As a poet he wrote dozens of quatrains, which became immortal through his fado songs. Special reference should be made to Fado Hilário (36 quatrains); Novos fados do Hilário, a collection of a considerable number of quatrains; Carteira de um Boémio, a collection of handwritten verses whose whereabouts are unknown.

He had remarkable improvising skills, which made him a popular sublime figure for those who listened to him in Viseu, Coimbra, Lisboa, Espinho and Figueira da Foz, among other places.

All the country mourned for him on the day of his death, the 3 April 1896, by 9 pm. He died of “grave hyperthermal jaundice”, at his home in Rua Nova, when he was only 32 years-old. He was at the 3rd year of Medical School at the Coimbra University and a midshipman at the Navy School.

He had a big funeral, attended by a huge crowd that wished to see him to his last address at the cemetery of the city of Viseu, where he was buried in his family’s tomb. In a letter of condolences dated 5 April 1896, addressed from Mangualde to his mother by his colleagues, a synthesis is made of the academic sentiment of the time: “The Portuguese youth is in mourning!”
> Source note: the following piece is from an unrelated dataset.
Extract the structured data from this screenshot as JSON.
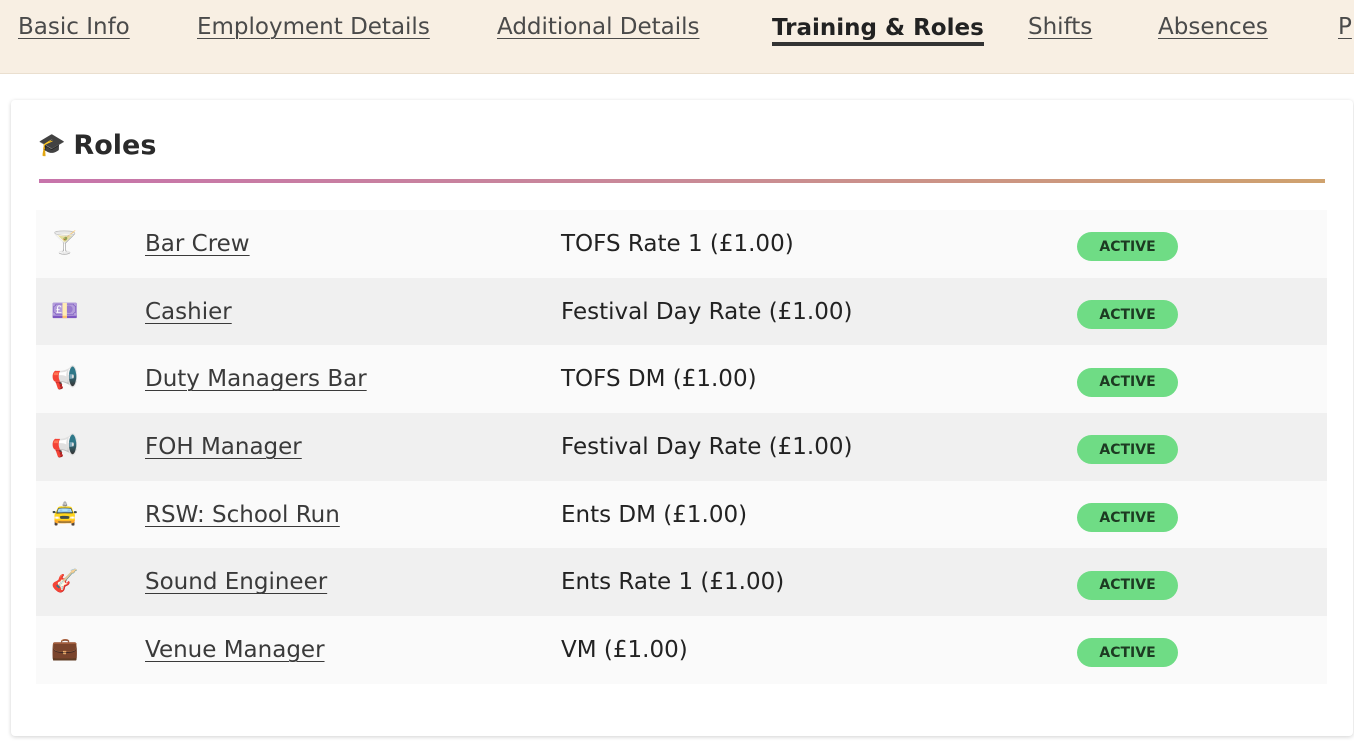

Mourned by fans, friends and acquaintances, mourned by plain fado lovers, Hilário forever marked the Coimbra academy, as he added to its roots the soul they lacked – i.e. fado. People of his time admired him so much that his name was given to a newspaper founded in Viseu shortly after his death. On the 12 June 1896, newspaper “Hylário” was first published, with the figure of the fado singer on page one, featuring his guitar as ex-libris. An “impartial newspaper, free of any partisanship”, so was its homonym artist.

In 1967, his family, by the hand of Mrs. Maria Alice Trindade de Figueiredo, donated to the Museu Académico de Coimbra one of the guitars that her grand-uncle had fingered on many occasions, offered to him by Ateneu Comercial de Lisboa when he performed there.
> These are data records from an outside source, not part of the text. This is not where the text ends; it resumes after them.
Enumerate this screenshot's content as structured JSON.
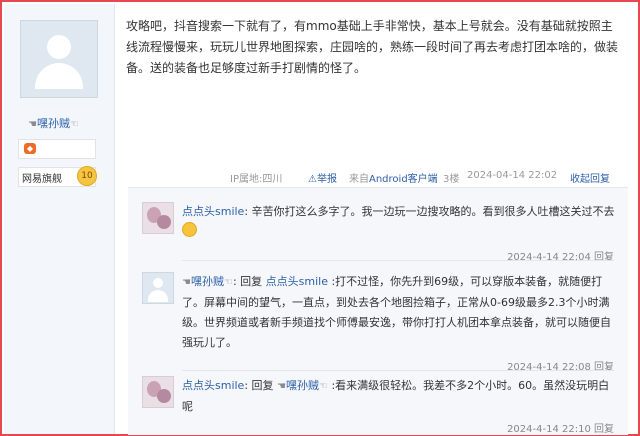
{
  "user": {
    "name": "嘿孙贼",
    "badge_label": "网易旗舰",
    "badge_level": "10"
  },
  "post": {
    "content": "攻略吧，抖音搜索一下就有了，有mmo基础上手非常快，基本上号就会。没有基础就按照主线流程慢慢来，玩玩儿世界地图探索，庄园啥的，熟练一段时间了再去考虑打团本啥的，做装备。送的装备也足够度过新手打剧情的怪了。",
    "ip": "IP属地:四川",
    "report": "举报",
    "source_prefix": "来自",
    "source_link": "Android客户端",
    "floor": "3楼",
    "time": "2024-04-14 22:02",
    "collapse": "收起回复"
  },
  "replies": [
    {
      "name": "点点头smile",
      "sep": ": ",
      "text": "辛苦你打这么多字了。我一边玩一边搜攻略的。看到很多人吐槽这关过不去",
      "time": "2024-4-14 22:04",
      "reply_btn": "回复"
    },
    {
      "name": "嘿孙贼",
      "prefix": ": 回复 ",
      "target": "点点头smile",
      "text": " :打不过怪，你先升到69级，可以穿版本装备，就随便打了。屏幕中间的望气，一直点，到处去各个地图捡箱子，正常从0-69级最多2.3个小时满级。世界频道或者新手频道找个师傅最安逸，带你打打人机团本拿点装备，就可以随便自强玩儿了。",
      "time": "2024-4-14 22:08",
      "reply_btn": "回复"
    },
    {
      "name": "点点头smile",
      "prefix": ": 回复 ",
      "target": "嘿孙贼",
      "text": " :看来满级很轻松。我差不多2个小时。60。虽然没玩明白呢",
      "time": "2024-4-14 22:10",
      "reply_btn": "回复"
    }
  ]
}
On the 30 June 1979 the Viseu Town Council promoted a great tribute to the poet, shared by the entire population of the city and the Coimbra academy. His name was given to a street in the city and a stone tablet placed on the wall of the house where he lived.

After his death, there were several tributes to the creator of “Fado Hilário”, of which we highlight: on June 30, 1979, an event under the responsibility of the Municipality of Viseu, in which his name was attributed to a street in the city and a commemorative plaque unveiled in the house where he was born; on December 1, 1987, the Academic Association of Coimbra paid him a great tribute, on the occasion of the 1st Centenary of the Academy: a leaflet was published with an article published on the Students’ Newspaper of the 1 May 1896, a few days after his death. It is another evidence of the grief caused by the singer’s death to the heart of all students, “futricas” and “tricanas” of Coimbra. Finally, in 1996, the Municipality of Viseu marked the 100th anniversary of the singer's death.



Carvalho, Anjos de; Rebelo, Murta (1998) “Evocação de Hylário na Coimbra do seu tempo”, Edição da Sociedade Histórica da Independência de Portugal;

Niza, José (1999), “Fados de Coimbra II”, Col. “Um Século de Fado”, Lisboa, Ediclube.